The New Mexico Court of Appeals, in contrast, held that New Mexico's 90-day notice-of-claim requirement for tort claims was preempted by EMTALA's two-year statute of limitations with respect to EMTALA causes of action. Godwin v. Memorial Medical Center, 25 P.3d 273, 281-282 (N.M. App. 2001).
A number of courts have held that EMTALA imposes a strict two-year statute of limitations, with no tolling of the statute for discovery delays, infancy or incompetency, or the time needed to conduct pre-litigation screening provisions under state law. Vogel v. Linde, 23 F.3d 78 (4th Cir. 1994); Power v. Arlington Hospital, 42 F.3d 851 (4th Cir. 1994); Merce v. Greenwood, 348 F. Supp. 1271 (D. Utah 2004).

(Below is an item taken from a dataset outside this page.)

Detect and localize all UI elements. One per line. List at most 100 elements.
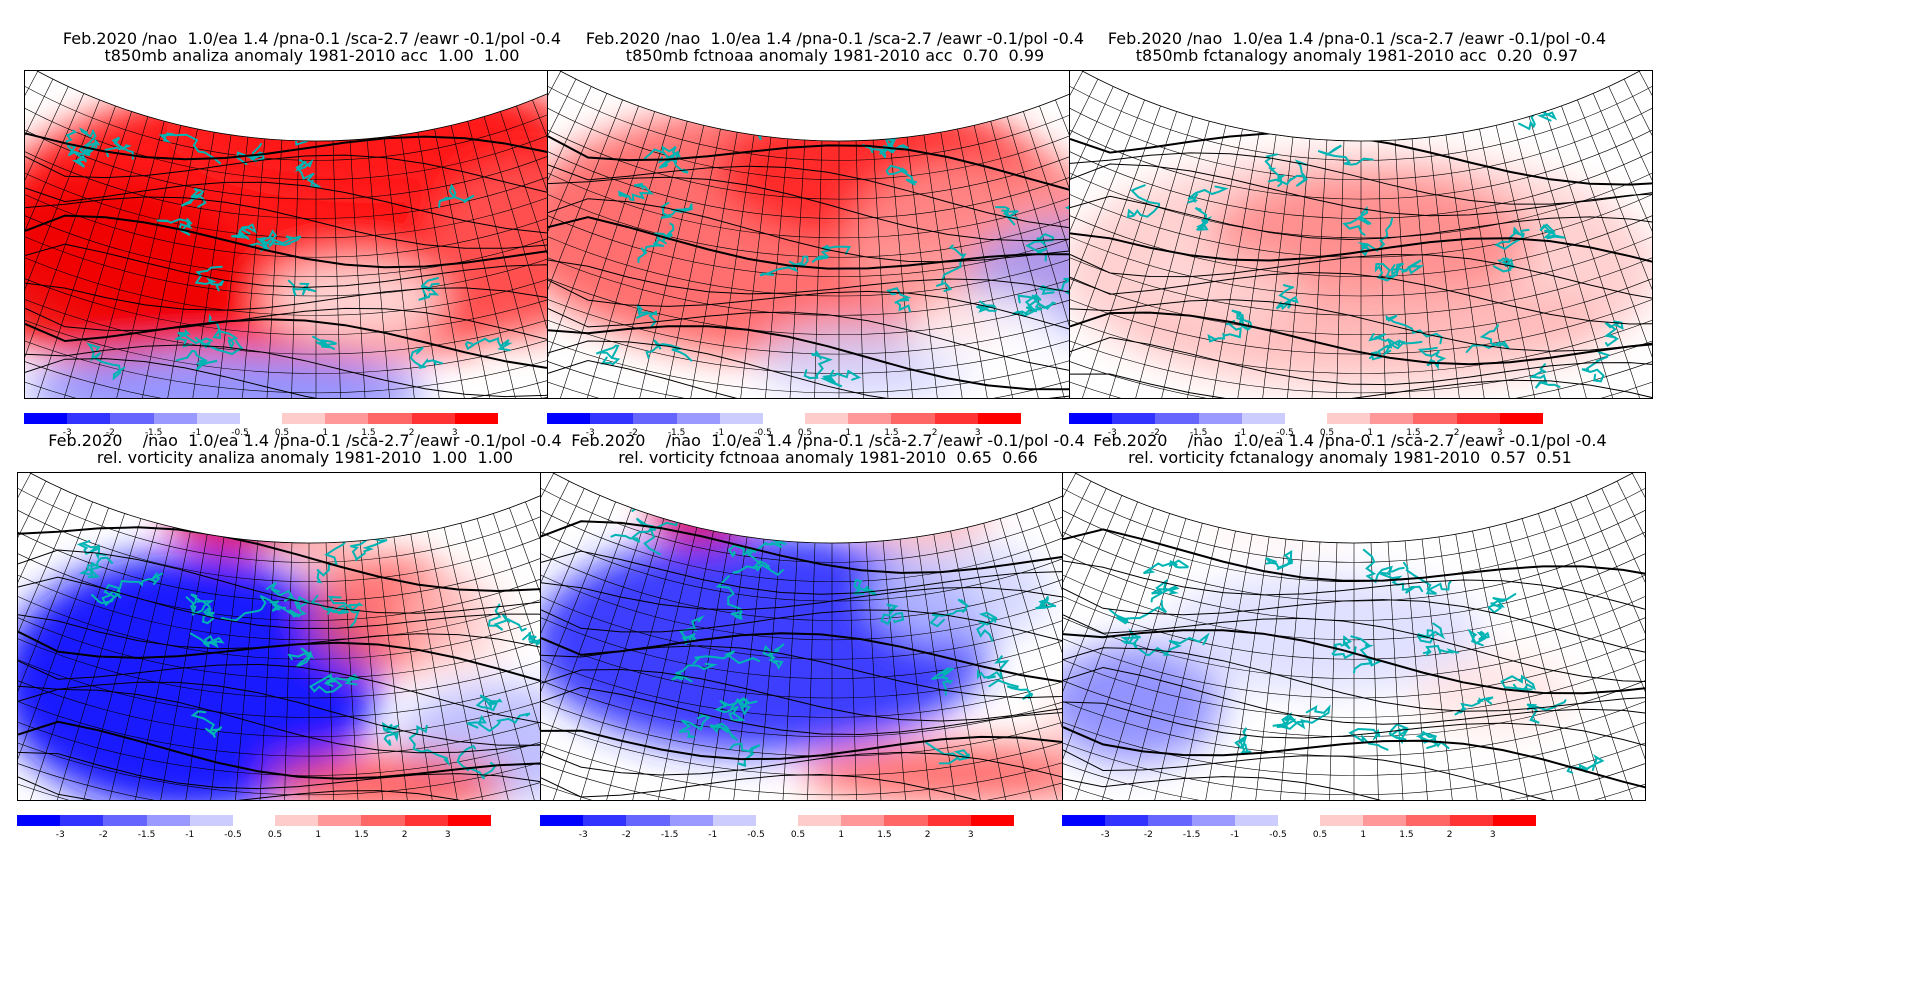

Caps on Damages. Several courts have applied state law caps on damages to EMTALA claims. See, e.g., Smith v. Botsford General Hospital, 419 F.3d 513 (6th Cir. 2005); Power v. Arlington Hosp. Ass'n, 42 F.3d 851, 860-865 (4th Cir. 1994); Feighery v. York Hosp., 38 F.Supp.2d 142, 158 (D. Maine 1999); Barris v. Los Angeles, 972 P.2d 966 (Cal. 1999); Godwin v. Memorial Medical Center, 25 P.3d 273, 282-283 (N.M. App. 2001), cert. granted. These courts cite a provision in EMTALA, according to which plaintiffs can recover "those damages available for personal injury under the law of the State in which the hospital is located." 42 U.S.C. Sec. 1395dd(d)(2)(A). Three district courts, on the other hand, have concluded that EMTALA incorporated state caps on personal injury claims but not state caps that are specific for medical malpractice claims (which is consistent with the idea that EMTALA causes of action do not include suits for malpractice). Jeff v. Universal Health Care, 2005 U.S. Dist. LEXIS 17819 (E.D. La.); Jackson v. East Bay Hospital, 980 F. Supp. 1341, 1348-1350 (N.D. Cal. 1997); Cooper v. Gulf Breeze Hospital, Inc., 839 F. Supp. 1538, 1541-1543 (N.D. Fla. 1993).
Sovereign Immunity. Even when plaintiffs satisfy all of the requirements of an EMTALA claim, they may not be able to recover damages against a state hospital. In an unpublished opinion, the 6th Circuit held that state hospitals are protected from monetary penalties by the Eleventh Amendment's guarantee of sovereign immunity. Drew v. University of Tennessee Regional Medical Center, 211 F.3d 1368, 2000 WL 572064 (6th Cir. 2000) (unpublished opinion). See also Ward v. Presbyterian Healthcare Servs., 72 F. Supp. 2d 1285 (D. N.M. 1999); Thomason v. Medical Center of Louisiana at New Orleans, 2001 U.S. Dist. LEXIS 12108 (E.D. La. 2001). A state's own sovereign immunity statute, on the other hand, would not bar an EMTALA suit. Root v. New Liberty Hospital District, 209 F.3d 1068 (8th Cir. 2000).